I'm not sure the lower running watts is worth it from a green perspective at the cost of the mountains of LED fittings on the scrapheap!


This is the huge hidden "Elephant In The Room" that never seems to be fully taken into account when calculating the overall carbon footprint, energy consumption, purchase costs and impact of LED lighting..

I don't doubt that LED lighting is better.. 

BUT the percentage improvement is nowhere near as high as some publicity would suggest...

Guinness  

 
BUT the percentage improvement is nowhere near as high as some publicity would suggest...

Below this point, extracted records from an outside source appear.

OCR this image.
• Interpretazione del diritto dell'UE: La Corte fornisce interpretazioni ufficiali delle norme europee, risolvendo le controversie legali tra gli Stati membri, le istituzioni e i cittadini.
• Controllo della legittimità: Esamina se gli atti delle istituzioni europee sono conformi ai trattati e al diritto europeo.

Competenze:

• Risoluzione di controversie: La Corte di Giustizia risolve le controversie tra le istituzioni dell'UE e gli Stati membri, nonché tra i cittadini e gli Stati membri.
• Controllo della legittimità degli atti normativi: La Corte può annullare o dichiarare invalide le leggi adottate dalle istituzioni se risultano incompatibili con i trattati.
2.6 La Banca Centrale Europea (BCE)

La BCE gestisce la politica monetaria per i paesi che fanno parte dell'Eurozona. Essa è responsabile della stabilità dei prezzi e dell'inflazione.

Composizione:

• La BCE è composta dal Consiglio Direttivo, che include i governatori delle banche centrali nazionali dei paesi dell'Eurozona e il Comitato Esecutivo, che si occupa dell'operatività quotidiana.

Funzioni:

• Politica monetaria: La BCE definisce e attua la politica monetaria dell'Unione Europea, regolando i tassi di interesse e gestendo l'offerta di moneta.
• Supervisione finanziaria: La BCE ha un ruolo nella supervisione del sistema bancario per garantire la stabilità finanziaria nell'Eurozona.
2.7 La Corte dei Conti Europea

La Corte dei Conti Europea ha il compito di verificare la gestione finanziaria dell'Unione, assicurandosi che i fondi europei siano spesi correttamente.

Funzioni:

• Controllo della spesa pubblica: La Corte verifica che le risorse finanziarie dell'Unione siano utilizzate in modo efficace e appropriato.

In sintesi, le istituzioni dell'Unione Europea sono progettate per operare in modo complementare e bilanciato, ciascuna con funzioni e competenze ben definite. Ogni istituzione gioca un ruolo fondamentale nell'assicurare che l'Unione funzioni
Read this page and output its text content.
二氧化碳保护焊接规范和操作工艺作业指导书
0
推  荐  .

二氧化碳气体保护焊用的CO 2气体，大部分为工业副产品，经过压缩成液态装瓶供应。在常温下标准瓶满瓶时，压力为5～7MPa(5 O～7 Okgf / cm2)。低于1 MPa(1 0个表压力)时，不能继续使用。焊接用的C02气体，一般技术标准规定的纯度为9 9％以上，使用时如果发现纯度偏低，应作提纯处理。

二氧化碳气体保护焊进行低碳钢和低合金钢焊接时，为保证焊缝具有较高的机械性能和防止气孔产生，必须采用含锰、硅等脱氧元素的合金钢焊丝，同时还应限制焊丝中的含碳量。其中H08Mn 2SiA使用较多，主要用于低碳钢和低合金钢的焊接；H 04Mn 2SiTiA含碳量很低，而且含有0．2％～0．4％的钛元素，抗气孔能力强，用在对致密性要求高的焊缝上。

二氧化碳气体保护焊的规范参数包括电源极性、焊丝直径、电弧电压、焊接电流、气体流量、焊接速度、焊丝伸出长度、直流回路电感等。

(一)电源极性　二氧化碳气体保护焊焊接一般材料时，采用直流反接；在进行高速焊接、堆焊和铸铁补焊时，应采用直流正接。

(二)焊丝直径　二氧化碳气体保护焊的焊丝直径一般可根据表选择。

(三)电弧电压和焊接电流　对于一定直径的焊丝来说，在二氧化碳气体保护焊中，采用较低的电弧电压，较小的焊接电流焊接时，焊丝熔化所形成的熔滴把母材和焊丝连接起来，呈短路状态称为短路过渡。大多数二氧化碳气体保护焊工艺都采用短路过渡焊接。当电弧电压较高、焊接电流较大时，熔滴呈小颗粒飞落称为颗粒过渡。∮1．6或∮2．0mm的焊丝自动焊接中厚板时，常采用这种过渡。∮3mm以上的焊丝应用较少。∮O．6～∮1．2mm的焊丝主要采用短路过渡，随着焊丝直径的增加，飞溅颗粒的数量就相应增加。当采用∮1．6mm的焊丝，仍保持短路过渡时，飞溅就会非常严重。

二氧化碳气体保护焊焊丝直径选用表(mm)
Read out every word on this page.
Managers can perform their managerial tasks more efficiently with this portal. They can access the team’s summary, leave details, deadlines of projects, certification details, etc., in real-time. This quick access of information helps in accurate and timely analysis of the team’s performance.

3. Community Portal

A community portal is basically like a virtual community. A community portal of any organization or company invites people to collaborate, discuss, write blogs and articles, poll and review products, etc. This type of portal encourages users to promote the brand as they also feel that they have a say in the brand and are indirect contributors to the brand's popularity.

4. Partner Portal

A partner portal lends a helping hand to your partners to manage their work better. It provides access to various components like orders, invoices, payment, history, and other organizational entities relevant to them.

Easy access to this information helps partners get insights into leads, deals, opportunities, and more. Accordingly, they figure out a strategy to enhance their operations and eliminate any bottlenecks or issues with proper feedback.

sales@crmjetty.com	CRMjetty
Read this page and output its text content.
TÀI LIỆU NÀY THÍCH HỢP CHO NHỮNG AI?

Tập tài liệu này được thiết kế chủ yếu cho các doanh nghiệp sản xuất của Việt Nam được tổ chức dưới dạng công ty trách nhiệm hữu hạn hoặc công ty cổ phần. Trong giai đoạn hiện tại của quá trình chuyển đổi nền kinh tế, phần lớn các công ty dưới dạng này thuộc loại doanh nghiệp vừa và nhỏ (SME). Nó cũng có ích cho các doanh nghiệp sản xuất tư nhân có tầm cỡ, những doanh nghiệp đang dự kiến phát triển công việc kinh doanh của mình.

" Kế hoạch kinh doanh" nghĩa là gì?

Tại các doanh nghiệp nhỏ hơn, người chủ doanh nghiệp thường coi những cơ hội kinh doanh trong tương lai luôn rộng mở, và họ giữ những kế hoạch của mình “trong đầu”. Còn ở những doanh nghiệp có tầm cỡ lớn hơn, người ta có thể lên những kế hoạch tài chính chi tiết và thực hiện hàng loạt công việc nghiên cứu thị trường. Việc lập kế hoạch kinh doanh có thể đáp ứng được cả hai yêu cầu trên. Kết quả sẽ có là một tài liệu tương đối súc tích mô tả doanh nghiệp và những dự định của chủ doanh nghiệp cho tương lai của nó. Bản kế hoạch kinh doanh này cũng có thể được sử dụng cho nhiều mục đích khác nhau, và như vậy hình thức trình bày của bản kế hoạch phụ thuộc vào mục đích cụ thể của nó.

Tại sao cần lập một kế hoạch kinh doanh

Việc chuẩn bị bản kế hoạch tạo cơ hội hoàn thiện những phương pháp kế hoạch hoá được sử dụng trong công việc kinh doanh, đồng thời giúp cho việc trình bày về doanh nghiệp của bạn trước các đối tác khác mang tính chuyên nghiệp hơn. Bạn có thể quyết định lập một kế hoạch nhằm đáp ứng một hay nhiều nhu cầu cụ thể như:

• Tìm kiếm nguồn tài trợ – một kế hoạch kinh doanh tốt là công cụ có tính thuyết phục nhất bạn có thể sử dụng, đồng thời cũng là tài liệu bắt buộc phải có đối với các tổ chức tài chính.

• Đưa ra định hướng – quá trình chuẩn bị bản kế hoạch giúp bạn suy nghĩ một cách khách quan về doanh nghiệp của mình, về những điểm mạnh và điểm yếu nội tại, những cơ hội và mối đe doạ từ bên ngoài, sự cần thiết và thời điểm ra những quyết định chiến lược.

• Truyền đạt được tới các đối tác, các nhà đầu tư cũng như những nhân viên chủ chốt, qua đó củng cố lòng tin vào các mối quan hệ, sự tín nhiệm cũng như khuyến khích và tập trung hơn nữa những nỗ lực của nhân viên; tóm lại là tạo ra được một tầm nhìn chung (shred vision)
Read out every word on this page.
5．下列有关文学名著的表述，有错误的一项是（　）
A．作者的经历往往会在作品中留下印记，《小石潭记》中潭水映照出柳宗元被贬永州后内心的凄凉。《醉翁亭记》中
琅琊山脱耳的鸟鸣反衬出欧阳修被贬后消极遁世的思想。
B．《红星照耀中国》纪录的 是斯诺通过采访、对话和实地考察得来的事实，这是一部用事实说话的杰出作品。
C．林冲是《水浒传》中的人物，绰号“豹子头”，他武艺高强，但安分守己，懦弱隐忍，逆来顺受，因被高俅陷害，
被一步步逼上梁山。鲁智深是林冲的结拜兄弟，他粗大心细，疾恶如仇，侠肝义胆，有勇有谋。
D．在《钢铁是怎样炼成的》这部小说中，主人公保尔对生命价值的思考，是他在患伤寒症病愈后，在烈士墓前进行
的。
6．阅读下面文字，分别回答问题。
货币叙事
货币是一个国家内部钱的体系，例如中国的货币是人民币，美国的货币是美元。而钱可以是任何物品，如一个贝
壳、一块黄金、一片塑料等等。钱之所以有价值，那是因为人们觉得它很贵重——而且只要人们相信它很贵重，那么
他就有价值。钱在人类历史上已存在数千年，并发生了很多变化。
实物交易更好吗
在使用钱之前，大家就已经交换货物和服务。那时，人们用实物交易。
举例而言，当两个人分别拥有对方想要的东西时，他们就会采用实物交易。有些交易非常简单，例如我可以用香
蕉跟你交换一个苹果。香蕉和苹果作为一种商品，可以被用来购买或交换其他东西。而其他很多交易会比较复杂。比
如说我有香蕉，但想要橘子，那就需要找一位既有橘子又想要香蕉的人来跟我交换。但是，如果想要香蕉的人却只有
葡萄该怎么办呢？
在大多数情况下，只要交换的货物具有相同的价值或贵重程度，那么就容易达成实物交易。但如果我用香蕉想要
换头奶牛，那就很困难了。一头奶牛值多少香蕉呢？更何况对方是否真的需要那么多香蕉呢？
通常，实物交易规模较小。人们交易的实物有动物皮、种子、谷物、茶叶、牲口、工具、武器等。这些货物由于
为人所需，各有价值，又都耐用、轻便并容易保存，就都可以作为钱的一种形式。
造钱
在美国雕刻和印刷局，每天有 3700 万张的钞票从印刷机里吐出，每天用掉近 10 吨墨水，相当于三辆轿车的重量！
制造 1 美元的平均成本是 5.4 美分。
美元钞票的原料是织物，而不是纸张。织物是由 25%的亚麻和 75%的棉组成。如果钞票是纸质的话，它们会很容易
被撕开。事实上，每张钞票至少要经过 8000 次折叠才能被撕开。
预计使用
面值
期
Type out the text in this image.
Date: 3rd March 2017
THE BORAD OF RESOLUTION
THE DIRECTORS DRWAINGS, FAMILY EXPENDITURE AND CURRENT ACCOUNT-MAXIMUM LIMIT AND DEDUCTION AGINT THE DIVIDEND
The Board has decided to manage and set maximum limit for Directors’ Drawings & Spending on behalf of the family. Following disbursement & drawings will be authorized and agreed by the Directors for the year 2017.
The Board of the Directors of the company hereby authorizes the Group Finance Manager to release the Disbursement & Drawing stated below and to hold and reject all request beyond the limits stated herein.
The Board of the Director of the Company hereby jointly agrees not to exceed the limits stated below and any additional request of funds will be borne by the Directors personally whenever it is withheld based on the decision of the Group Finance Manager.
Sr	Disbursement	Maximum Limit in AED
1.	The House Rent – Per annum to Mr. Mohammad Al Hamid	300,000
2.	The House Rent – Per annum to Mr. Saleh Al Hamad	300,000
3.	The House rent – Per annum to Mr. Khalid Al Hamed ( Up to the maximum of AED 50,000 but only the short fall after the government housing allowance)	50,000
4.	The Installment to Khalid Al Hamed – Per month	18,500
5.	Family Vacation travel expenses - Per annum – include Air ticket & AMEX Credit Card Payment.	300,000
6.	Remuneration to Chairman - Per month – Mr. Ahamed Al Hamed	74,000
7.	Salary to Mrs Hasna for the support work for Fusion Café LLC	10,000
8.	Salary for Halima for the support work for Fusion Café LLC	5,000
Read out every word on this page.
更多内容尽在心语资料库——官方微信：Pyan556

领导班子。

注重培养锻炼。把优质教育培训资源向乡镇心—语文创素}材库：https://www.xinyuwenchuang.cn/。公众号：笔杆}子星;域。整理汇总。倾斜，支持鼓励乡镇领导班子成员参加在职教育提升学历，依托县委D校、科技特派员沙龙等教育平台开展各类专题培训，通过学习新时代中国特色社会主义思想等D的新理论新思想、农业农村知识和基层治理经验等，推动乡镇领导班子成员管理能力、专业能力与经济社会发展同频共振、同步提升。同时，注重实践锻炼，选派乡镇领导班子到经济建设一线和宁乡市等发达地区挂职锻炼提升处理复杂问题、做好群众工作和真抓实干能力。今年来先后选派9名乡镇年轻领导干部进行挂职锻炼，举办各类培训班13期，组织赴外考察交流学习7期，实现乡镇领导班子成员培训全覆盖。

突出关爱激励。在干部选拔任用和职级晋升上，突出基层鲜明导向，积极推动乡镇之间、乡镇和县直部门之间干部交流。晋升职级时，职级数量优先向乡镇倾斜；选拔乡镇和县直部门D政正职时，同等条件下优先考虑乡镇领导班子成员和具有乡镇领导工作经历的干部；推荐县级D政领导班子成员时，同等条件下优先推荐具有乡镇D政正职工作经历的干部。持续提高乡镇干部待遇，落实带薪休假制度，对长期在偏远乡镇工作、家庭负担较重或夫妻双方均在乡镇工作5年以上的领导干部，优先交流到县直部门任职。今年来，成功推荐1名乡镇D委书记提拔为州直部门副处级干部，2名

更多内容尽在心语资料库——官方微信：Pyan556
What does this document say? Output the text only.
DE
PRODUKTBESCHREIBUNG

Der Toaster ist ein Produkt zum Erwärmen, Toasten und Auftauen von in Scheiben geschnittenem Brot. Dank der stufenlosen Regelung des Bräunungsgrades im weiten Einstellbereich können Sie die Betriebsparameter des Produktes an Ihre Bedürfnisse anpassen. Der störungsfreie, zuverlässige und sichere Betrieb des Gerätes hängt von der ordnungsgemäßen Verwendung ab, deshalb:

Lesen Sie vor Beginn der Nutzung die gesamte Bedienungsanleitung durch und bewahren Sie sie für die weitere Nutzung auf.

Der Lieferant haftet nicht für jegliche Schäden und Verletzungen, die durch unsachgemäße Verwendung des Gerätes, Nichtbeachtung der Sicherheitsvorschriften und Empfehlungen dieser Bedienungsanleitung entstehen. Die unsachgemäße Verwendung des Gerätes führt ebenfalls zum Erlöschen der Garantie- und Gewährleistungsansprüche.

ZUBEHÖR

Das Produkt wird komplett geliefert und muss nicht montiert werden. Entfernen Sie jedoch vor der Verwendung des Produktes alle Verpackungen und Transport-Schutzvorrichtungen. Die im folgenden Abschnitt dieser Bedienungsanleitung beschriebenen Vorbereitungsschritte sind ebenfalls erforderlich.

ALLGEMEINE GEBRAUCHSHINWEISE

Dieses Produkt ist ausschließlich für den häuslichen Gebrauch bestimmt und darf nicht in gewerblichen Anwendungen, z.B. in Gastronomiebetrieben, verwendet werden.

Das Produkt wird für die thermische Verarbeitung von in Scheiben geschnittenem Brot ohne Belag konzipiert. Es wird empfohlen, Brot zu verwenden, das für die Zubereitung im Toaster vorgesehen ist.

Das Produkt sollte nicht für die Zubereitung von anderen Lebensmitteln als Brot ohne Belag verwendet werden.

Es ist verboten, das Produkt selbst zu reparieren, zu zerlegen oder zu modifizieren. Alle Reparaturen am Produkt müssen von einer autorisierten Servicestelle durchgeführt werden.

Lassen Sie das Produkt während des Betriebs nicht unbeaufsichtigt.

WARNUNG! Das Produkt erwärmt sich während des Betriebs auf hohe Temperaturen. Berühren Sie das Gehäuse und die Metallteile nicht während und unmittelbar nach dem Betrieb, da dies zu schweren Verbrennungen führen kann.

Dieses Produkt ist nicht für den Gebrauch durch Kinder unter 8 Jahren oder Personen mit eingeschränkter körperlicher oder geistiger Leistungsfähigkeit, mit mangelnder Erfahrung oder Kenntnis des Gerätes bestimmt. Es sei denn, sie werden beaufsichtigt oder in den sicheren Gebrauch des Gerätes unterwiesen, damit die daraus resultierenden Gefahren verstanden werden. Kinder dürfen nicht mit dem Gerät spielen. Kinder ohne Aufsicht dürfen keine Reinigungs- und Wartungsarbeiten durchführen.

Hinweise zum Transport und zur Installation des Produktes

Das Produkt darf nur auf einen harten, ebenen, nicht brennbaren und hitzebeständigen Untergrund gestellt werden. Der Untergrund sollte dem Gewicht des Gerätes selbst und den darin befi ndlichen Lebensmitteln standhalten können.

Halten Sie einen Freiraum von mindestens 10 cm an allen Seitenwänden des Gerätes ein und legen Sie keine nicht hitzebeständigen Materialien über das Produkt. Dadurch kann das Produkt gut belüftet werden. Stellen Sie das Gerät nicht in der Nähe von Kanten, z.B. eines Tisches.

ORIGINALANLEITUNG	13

And nowhere is this more true than with the current heat pumps debate, headline COP ratings are not applicable at the conditions when demand for heat is highest, where is all the electricty to run them comming from (From memory generation from gas is about 40% efficent, so if the COP drops much below 2.25x then you'd be better off just burning the gas for heat as modern boilers are pretty efficient) then there are the gases covered under the montreal protocol that will eventually make it to the atmosphere.

"For a successful technology, reality must take precedence over public relations, for Nature cannot be fooled."

 
especially compared to lights that are already very efficient, like sodium and metal halides. there isnt a massive difference in energy consumption compared to halogen & tungsten lamps
you have to factor the ballasts into the energy consumption, but, the main reason for changing these to LED is suppossedly much longer life, so less maintenance costs. Trying to find reliable LED floods seems like finding hen's teeth. The only ones I've fitted that have been very reliable are very expensive Philips units, fitted about 7 years ago and still working fine  to illuminate this church. 

I've also fitted some 'corn on the cobs' from Amazon in lamp posts for a block of flats roughly 6/7 years ago. Some unknown Chinese make, and they have been fine. It's all a bit random!